Chart 2 shows projected federal spending as a percent of GDP. Discretionary spending (defense, transportation, education, etc.) is the only category that goes down dropping by 34 percent to 5.5 percent of GDP in 2023 from 8.3 percent in 2012. CBO is using current law which means that they are assuming the sequester (which reduces discretionary spending) will take effect.
In contrast, mandatory spending (social security, medicaid, medicare, etc.) grows by 8 percent to 14.1 percent of GDP in 2023 from 13.1 percent in 2012. Note that by 2023, mandatory spending will be 157 percent larger than discretionary spending up from being 58 percent larger in 2012.
On a percentage basis, the fastest growing spending category is projected to be interest payments which will increase by 131 percent to 3.3 percent of GDP in 2023 from 1.4 percent in 2012. As I explained in my previous blog post, “Uncle Sam’s Interest Payment Time Bomb,” CBO’s forecast could be a major understatement if interest rates rise faster or higher than expected.
Chart 3 summarizes the projected impact of higher revenue and lower discretionary spending on the federal budget deficit. When measured as a percent of GDP or in dollars, the deficit is projected to shrink through 2015 before growing again.
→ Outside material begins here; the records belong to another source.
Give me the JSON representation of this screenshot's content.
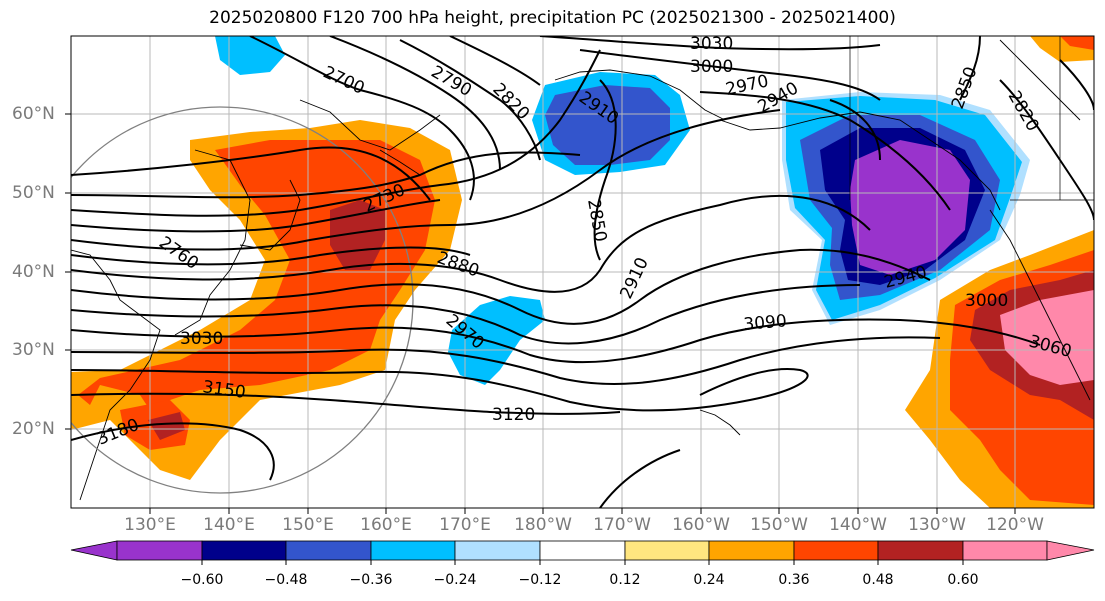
{
  "title": "2025020800 F120 700 hPa height, precipitation PC (2025021300 - 2025021400)",
  "map": {
    "lat_labels": [
      "60°N",
      "50°N",
      "40°N",
      "30°N",
      "20°N"
    ],
    "lon_labels": [
      "130°E",
      "140°E",
      "150°E",
      "160°E",
      "170°E",
      "180°W",
      "170°W",
      "160°W",
      "150°W",
      "140°W",
      "130°W",
      "120°W"
    ],
    "contour_labels": [
      "3030",
      "3000",
      "2970",
      "2940",
      "2850",
      "2820",
      "2790",
      "2820",
      "2700",
      "2910",
      "2730",
      "2760",
      "2850",
      "2880",
      "2910",
      "2940",
      "3000",
      "2970",
      "3030",
      "3090",
      "3060",
      "3150",
      "3120",
      "3180"
    ]
  },
  "colorbar": {
    "ticks": [
      "−0.60",
      "−0.48",
      "−0.36",
      "−0.24",
      "−0.12",
      "0.12",
      "0.24",
      "0.36",
      "0.48",
      "0.60"
    ],
    "colors": [
      "#9933cc",
      "#00008b",
      "#3355cc",
      "#00bfff",
      "#b0e0ff",
      "#ffffff",
      "#ffe680",
      "#ffa500",
      "#ff4500",
      "#b22222",
      "#ff88aa"
    ]
  }
}
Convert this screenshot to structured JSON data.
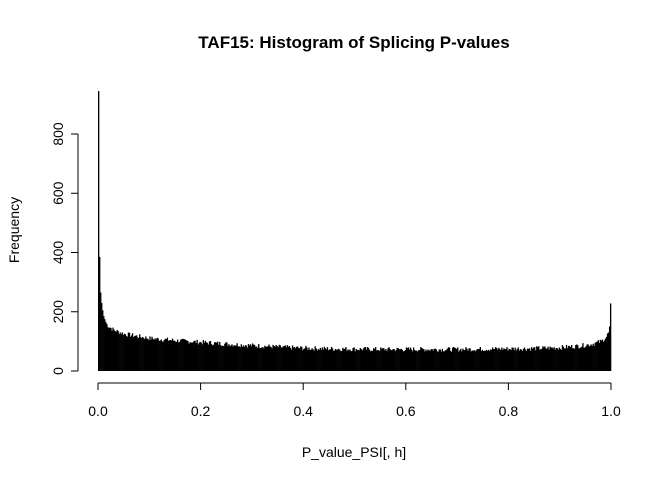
{
  "chart_data": {
    "type": "bar",
    "title": "TAF15: Histogram of Splicing P-values",
    "xlabel": "P_value_PSI[, h]",
    "ylabel": "Frequency",
    "xlim": [
      0,
      1
    ],
    "ylim": [
      0,
      900
    ],
    "x_ticks": [
      "0.0",
      "0.2",
      "0.4",
      "0.6",
      "0.8",
      "1.0"
    ],
    "y_ticks": [
      "0",
      "200",
      "400",
      "600",
      "800"
    ],
    "bin_width": 0.002,
    "grid": false,
    "bar_color": "#000000",
    "anchors": [
      [
        0.0,
        945
      ],
      [
        0.002,
        385
      ],
      [
        0.004,
        265
      ],
      [
        0.006,
        230
      ],
      [
        0.008,
        205
      ],
      [
        0.01,
        185
      ],
      [
        0.015,
        160
      ],
      [
        0.02,
        150
      ],
      [
        0.03,
        138
      ],
      [
        0.05,
        125
      ],
      [
        0.1,
        110
      ],
      [
        0.15,
        103
      ],
      [
        0.2,
        97
      ],
      [
        0.25,
        91
      ],
      [
        0.3,
        86
      ],
      [
        0.35,
        81
      ],
      [
        0.4,
        77
      ],
      [
        0.45,
        75
      ],
      [
        0.5,
        74
      ],
      [
        0.55,
        73
      ],
      [
        0.6,
        73
      ],
      [
        0.65,
        73
      ],
      [
        0.7,
        73
      ],
      [
        0.75,
        74
      ],
      [
        0.8,
        75
      ],
      [
        0.85,
        76
      ],
      [
        0.9,
        79
      ],
      [
        0.94,
        85
      ],
      [
        0.96,
        90
      ],
      [
        0.98,
        100
      ],
      [
        0.99,
        115
      ],
      [
        0.994,
        130
      ],
      [
        0.996,
        150
      ],
      [
        0.998,
        228
      ]
    ]
  }
}
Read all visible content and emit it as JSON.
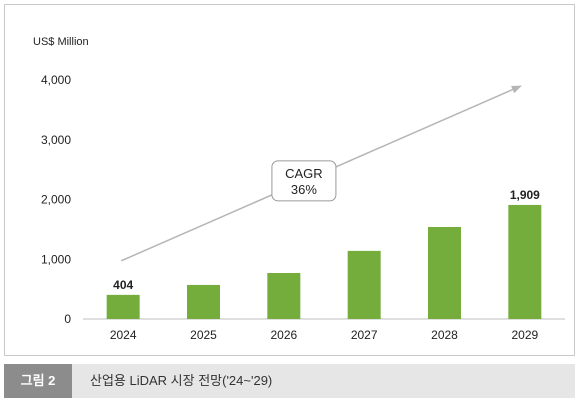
{
  "chart_data": {
    "type": "bar",
    "unit_label": "US$ Million",
    "categories": [
      "2024",
      "2025",
      "2026",
      "2027",
      "2028",
      "2029"
    ],
    "values": [
      404,
      570,
      770,
      1140,
      1540,
      1909
    ],
    "data_labels": [
      {
        "category": "2024",
        "text": "404"
      },
      {
        "category": "2029",
        "text": "1,909"
      }
    ],
    "yticks": [
      "0",
      "1,000",
      "2,000",
      "3,000",
      "4,000"
    ],
    "ylim": [
      0,
      4000
    ],
    "annotation": {
      "line1": "CAGR",
      "line2": "36%"
    },
    "grid": false,
    "legend": "none",
    "bar_color": "#74ad3b",
    "arrow_color": "#b5b5b5"
  },
  "caption": {
    "label": "그림 2",
    "text": "산업용 LiDAR 시장 전망('24~'29)",
    "label_bg": "#8c8c8c",
    "bar_bg": "#e6e6e6"
  }
}
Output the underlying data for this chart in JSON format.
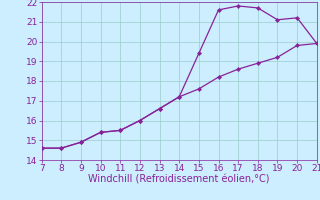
{
  "xlabel": "Windchill (Refroidissement éolien,°C)",
  "xlim": [
    7,
    21
  ],
  "ylim": [
    14,
    22
  ],
  "xticks": [
    7,
    8,
    9,
    10,
    11,
    12,
    13,
    14,
    15,
    16,
    17,
    18,
    19,
    20,
    21
  ],
  "yticks": [
    14,
    15,
    16,
    17,
    18,
    19,
    20,
    21,
    22
  ],
  "line1_x": [
    7,
    8,
    9,
    10,
    11,
    12,
    13,
    14,
    15,
    16,
    17,
    18,
    19,
    20,
    21
  ],
  "line1_y": [
    14.6,
    14.6,
    14.9,
    15.4,
    15.5,
    16.0,
    16.6,
    17.2,
    19.4,
    21.6,
    21.8,
    21.7,
    21.1,
    21.2,
    19.9
  ],
  "line2_x": [
    7,
    8,
    9,
    10,
    11,
    12,
    13,
    14,
    15,
    16,
    17,
    18,
    19,
    20,
    21
  ],
  "line2_y": [
    14.6,
    14.6,
    14.9,
    15.4,
    15.5,
    16.0,
    16.6,
    17.2,
    17.6,
    18.2,
    18.6,
    18.9,
    19.2,
    19.8,
    19.9
  ],
  "line_color": "#882299",
  "bg_color": "#cceeff",
  "grid_color": "#99cccc",
  "tick_color": "#882299",
  "label_color": "#882299",
  "tick_fontsize": 6.5,
  "xlabel_fontsize": 7.0
}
Overall, these charts reveal the true underlying culprit driving Uncle Sam’s credit card spending binge over the next decade–mandatory, or entitlement, spending. The good news is that if reforms are enacted by 2015, the projected drop in the deficit could be pushed all the way to zero in just a few more years. The bad news is that President Obama has already ruled out any changes to entitlements.
Despite recent improvements in the deficit, CBO’s long-term projections paint a bleak picture in terms of permanently reducing the budget deficit. Entitlements and interest payments are already projected to eat the budget growing to 76 percent of the budget in 2023 from 64 percent in 2012. Controlling their growth will only become harder and harder with each passing day as America continues to age and the amount of debt grows higher.
Some may call for higher taxes, but CBO’s projections show that they have already gotten their wish with tax collections growing significantly faster than GDP. Additional tax hikes would only heighten the risks for an economic recession which would reduce revenues, boost entitlement spending and further increase the deficit.
Entitlement reform is the only way to untie Uncle Sam’s Gordian budget knot.